Quinoa Nasi Goreng
Macronutrients per 100g
Ingredients
Preparation
Micronutrients % of RDI
Good to know
How to Prepare
1. Put 200g / 7.05oz rinsed Quinoa in a small saucepan with 375ml / 12.68fl oz water and bring to the boil. Reduce the heat, cover, and cook for 12 minutes or until water has evaporated and Quinoa is light and fluffy. Turn off the heat and stand, covered, for 5 minutes. Fluff with a fork. 2. Heat 1 tbsp Extra virgin olive oil in a large frying pan over medium heat. Sauté 8 quartered Button mushrooms, 10 quartered Cherry tomatoes, 80g / 2.82oz grated Carrot, and 50g / 1.76oz finely shredded Kale leaves until soft. 3. Stir in the cooked Quinoa. Add 100g / 3.53oz Baby spinach, 1 tbsp chopped Flat-leaf parsley leaves, and 370g / 13.05oz drained Tuna. Stir until everything is well combined and heated through.

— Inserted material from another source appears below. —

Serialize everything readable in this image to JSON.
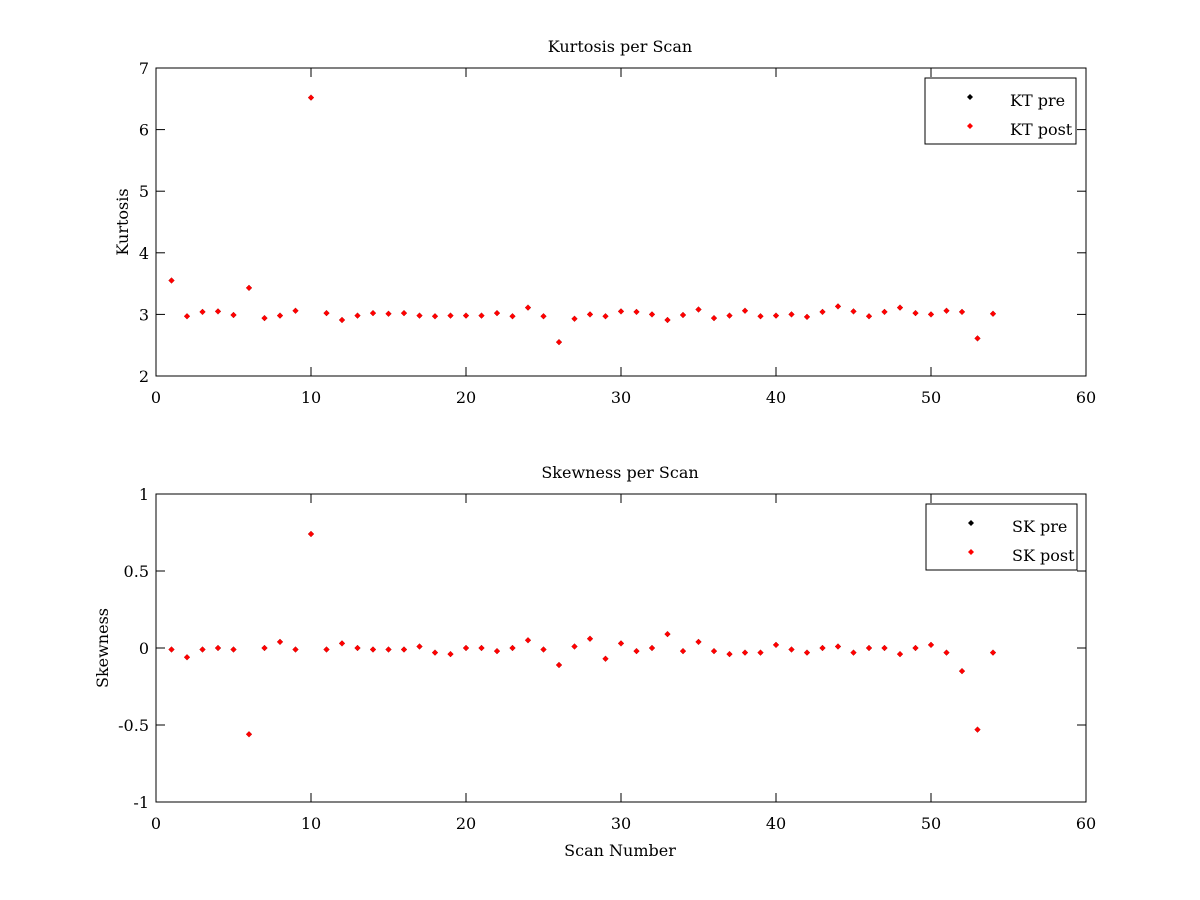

Remove from heat and keep warm. 4. Heat remaining 1 tbsp Extra virgin olive oil in a frying pan and gently fry 4 large Eggs until done to your liking. 5. Divide Quinoa mixture among 4 serving bowls, top each with a fried Egg, and serve with a little Hot chilli sauce and Lemon wedges if desired.
Good to Know
This is a great go-to lunch or dinner recipe to use up leftovers. Optional ingredients include hot chili sauce and lemon wedges.